Literally, think out of the box. Don't be beholden to what's easy or routine.
Boldness is preferred.
Let's call it The McClellan Theory — the idea used at Anniston's former Army post in which former PX buildings, parade grounds and hospitals now are satellite college campuses, youth sports complexes and federal training centers. In other words, don't think of what something used to be; think of what it could become.
In a few weeks, the council will get the opportunity to put The McClellan Theory to use when it considers a proposal to turn the Lenlock Community Center into a botanical garden. That idea, carried by the staff of the Anniston Museum of Natural History and Berman Museum, has strong merit.
The council should give it full consideration.
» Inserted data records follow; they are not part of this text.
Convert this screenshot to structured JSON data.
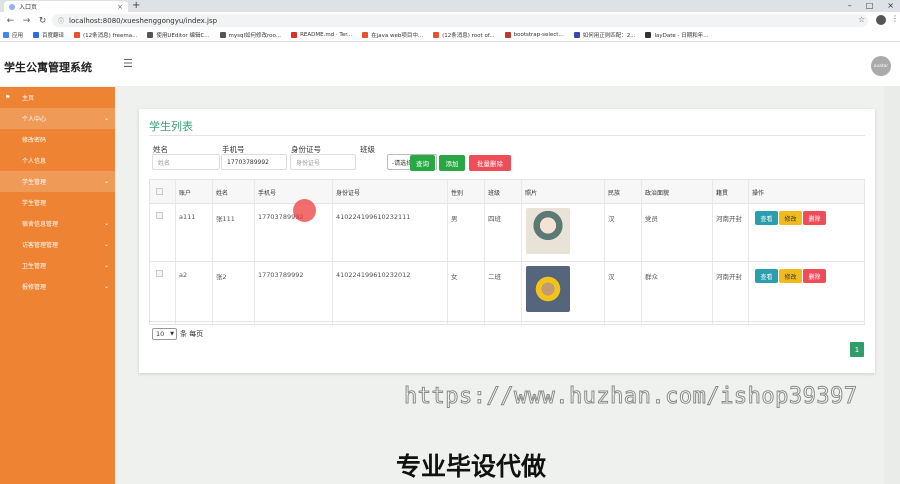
{
  "browser": {
    "tab_title": "入口页",
    "url": "localhost:8080/xueshenggongyu/index.jsp",
    "bookmarks": [
      {
        "label": "应用",
        "color": "#4285f4"
      },
      {
        "label": "百度翻译",
        "color": "#2b6de6"
      },
      {
        "label": "(12条消息) freema...",
        "color": "#e8502f"
      },
      {
        "label": "使用UEditor 编辑C...",
        "color": "#555555"
      },
      {
        "label": "mysql如何修改roo...",
        "color": "#555555"
      },
      {
        "label": "README.md · Ter...",
        "color": "#d93025"
      },
      {
        "label": "在java web项目中...",
        "color": "#e8502f"
      },
      {
        "label": "(12条消息) root of...",
        "color": "#e8502f"
      },
      {
        "label": "bootstrap-select...",
        "color": "#c0392b"
      },
      {
        "label": "如何用正则匹配：2...",
        "color": "#3949ab"
      },
      {
        "label": "layDate - 日期和年...",
        "color": "#333333"
      }
    ]
  },
  "header": {
    "brand": "学生公寓管理系统",
    "avatar_text": "avatar"
  },
  "sidebar": {
    "items": [
      {
        "label": "主页",
        "has_arrow": false,
        "active": false,
        "flag": true
      },
      {
        "label": "个人中心",
        "has_arrow": true,
        "active": true
      },
      {
        "label": "修改密码",
        "has_arrow": false,
        "active": false
      },
      {
        "label": "个人信息",
        "has_arrow": false,
        "active": false
      },
      {
        "label": "学生管理",
        "has_arrow": true,
        "active": true
      },
      {
        "label": "学生管理",
        "has_arrow": false,
        "active": false
      },
      {
        "label": "宿舍信息管理",
        "has_arrow": true,
        "active": false
      },
      {
        "label": "访客管理管理",
        "has_arrow": true,
        "active": false
      },
      {
        "label": "卫生管理",
        "has_arrow": true,
        "active": false
      },
      {
        "label": "报修管理",
        "has_arrow": true,
        "active": false
      }
    ]
  },
  "main": {
    "title": "学生列表",
    "filters": {
      "name_label": "姓名",
      "name_placeholder": "姓名",
      "phone_label": "手机号",
      "phone_value": "17703789992",
      "id_label": "身份证号",
      "id_placeholder": "身份证号",
      "class_label": "班级",
      "class_selected": "-请选择-"
    },
    "buttons": {
      "search": "查询",
      "add": "添加",
      "batch_delete": "批量删除"
    },
    "table": {
      "headers": [
        "账户",
        "姓名",
        "手机号",
        "身份证号",
        "性别",
        "班级",
        "照片",
        "民族",
        "政治面貌",
        "籍贯",
        "操作"
      ],
      "rows": [
        {
          "account": "a111",
          "name": "张111",
          "phone": "17703789992",
          "id_card": "410224199610232111",
          "gender": "男",
          "class": "四班",
          "ethnicity": "汉",
          "political": "党员",
          "hometown": "河南开封"
        },
        {
          "account": "a2",
          "name": "张2",
          "phone": "17703789992",
          "id_card": "410224199610232012",
          "gender": "女",
          "class": "二班",
          "ethnicity": "汉",
          "political": "群众",
          "hometown": "河南开封"
        }
      ],
      "actions": {
        "view": "查看",
        "edit": "修改",
        "delete": "删除"
      }
    },
    "pager": {
      "page_size": "10",
      "per_page_text": "条 每页",
      "current_page": "1"
    }
  },
  "overlay": {
    "watermark_url": "https://www.huzhan.com/ishop39397",
    "watermark_text": "专业毕设代做"
  }
}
Why? There are two reasons.
First, it makes perfect sense to consider an expansion and scope of the museums' campus. The museums are cornerstone elements of the city's arts and entertainment scene. They draw in visitors and offer learning opportunities for school-aged children across northeast Alabama. And, as seen with several of the museum's hyped projects — most notably its dinosaur exhibit in 2007 — they produce the type of positive cultural events from which Calhoun County certainly benefits.
That the city-owned museums have staff members and volunteers with expertise who can help with the design and creation of the gardens only strengthens their case.
Second, the community center complex cannot sit empty when the city moves the programs elsewhere. That would be the worst option the council could choose. Having another vacant building in Anniston — regardless of who owns it or where it sits — simply must be avoided.
That's why this proposal makes so much sense.
The city wants to move the center. When it does, the property — its building and green space — will need a tenant. And the staff of the museums, which sit next door, would love to turn that expanse into walking trails, multi-hued gardens and ample opportunities for botanical education and research.
So, the message to the council: Give this proposal a chance.
What's more, use it as an example for what's possible around town. Sure, developers are picky, and property owners want top dollar. Redeveloping property that the city doesn't own isn't a quick-fix scheme.
But be bold with ideas. Think of possibilities, not limitations. Different can be good.